Anthony Kennedy Doesn't Tip Hand In Landmark Redistricting Case


WASHINGTON ― Justice Anthony Kennedy, the key swing vote in a landmark redistricting case before the Supreme Court, did not ask a single question of lawyers challenging maps for the Wisconsin state assembly, but did ask lawyers for the state to clarify whether an electoral map could ever be so egregiously partisan that it could violate the First or 14th amendments. Kennedy’s silence during the challengers’ comments could indicate he is leaning toward siding with the court’s four liberal justices in striking down the maps for the Wisconsin state assembly, but it’s still uncertain which way he will ultimately vote.
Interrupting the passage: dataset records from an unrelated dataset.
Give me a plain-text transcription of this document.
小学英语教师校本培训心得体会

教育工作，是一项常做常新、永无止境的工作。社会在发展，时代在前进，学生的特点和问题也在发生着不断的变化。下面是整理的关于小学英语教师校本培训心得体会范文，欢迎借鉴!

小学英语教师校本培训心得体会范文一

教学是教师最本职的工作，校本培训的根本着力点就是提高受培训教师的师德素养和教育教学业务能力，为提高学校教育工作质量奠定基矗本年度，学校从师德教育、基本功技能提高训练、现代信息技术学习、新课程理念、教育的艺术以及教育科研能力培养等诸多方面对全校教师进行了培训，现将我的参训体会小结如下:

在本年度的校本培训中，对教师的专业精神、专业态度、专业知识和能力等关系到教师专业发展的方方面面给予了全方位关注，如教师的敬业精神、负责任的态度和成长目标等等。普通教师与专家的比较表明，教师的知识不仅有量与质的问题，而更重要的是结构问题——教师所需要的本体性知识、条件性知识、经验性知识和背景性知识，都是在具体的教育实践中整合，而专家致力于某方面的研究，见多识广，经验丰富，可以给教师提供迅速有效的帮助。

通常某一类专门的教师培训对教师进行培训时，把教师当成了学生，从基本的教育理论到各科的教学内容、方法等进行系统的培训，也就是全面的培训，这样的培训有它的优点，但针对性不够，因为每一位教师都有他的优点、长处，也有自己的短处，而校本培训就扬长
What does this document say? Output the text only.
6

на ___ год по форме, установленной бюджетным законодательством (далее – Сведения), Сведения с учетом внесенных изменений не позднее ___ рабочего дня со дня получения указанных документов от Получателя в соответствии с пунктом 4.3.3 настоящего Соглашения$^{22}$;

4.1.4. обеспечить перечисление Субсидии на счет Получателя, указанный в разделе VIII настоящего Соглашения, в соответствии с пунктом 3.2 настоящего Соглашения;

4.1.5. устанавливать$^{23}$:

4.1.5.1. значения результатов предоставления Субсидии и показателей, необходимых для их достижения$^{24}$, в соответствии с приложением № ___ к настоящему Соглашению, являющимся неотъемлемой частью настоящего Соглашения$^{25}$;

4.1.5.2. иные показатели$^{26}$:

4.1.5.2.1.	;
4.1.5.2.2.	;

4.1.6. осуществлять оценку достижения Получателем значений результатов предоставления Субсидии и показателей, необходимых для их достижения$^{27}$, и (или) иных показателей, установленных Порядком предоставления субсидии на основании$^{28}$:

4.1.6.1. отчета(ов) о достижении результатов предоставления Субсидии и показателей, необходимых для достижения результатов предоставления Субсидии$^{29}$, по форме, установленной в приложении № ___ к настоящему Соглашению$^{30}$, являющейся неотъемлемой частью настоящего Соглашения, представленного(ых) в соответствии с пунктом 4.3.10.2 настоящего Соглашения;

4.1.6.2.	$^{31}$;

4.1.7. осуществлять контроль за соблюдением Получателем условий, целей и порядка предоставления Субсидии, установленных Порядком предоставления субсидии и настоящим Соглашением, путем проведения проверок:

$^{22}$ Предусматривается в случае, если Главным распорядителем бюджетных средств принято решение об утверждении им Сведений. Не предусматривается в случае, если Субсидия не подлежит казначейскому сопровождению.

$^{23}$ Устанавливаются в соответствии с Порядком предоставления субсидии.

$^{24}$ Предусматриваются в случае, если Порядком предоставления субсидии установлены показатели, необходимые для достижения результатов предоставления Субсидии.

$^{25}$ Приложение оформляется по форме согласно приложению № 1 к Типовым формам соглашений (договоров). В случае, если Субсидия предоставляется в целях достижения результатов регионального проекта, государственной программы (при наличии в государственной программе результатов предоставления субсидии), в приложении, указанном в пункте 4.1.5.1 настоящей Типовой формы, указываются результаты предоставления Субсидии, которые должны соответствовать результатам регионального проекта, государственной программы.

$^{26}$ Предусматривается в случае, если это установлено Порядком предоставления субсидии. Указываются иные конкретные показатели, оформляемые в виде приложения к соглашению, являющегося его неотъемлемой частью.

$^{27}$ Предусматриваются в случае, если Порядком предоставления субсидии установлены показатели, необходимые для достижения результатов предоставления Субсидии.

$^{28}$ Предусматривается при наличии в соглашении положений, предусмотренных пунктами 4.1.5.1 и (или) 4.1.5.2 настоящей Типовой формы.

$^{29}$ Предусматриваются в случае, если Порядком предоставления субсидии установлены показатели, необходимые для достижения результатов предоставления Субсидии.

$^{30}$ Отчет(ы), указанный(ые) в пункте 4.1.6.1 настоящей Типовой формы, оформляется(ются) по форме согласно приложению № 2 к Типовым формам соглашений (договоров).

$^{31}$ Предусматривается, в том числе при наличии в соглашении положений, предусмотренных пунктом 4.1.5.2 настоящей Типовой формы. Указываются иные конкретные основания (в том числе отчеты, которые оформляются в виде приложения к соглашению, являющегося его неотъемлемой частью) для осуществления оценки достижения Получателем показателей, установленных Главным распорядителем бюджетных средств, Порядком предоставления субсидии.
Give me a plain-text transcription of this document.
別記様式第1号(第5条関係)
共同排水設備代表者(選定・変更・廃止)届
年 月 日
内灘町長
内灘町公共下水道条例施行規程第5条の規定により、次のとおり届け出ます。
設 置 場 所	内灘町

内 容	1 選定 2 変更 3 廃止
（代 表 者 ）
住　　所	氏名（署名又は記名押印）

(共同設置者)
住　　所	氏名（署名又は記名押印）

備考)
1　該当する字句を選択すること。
During oral arguments Tuesday, three of the court’s more conservative justices, John Roberts, Samuel Alito and Neil Gorsuch, seemed skeptical there could be a workable standard for courts to determine whether a partisan gerrymander violated the Constitution. The court’s more liberal justices, Ruth Bader Ginsburg, Elena Kagan, Sonia Sotomayor and Stephen Breyer, seemed more optimistic a manageable standard existed. Kennedy interrupted Misha Tesytlin, Wisconsin’s solicitor general, to ask whether that argument still applied if the challengers in Wisconsin had suffered a First Amendment violation.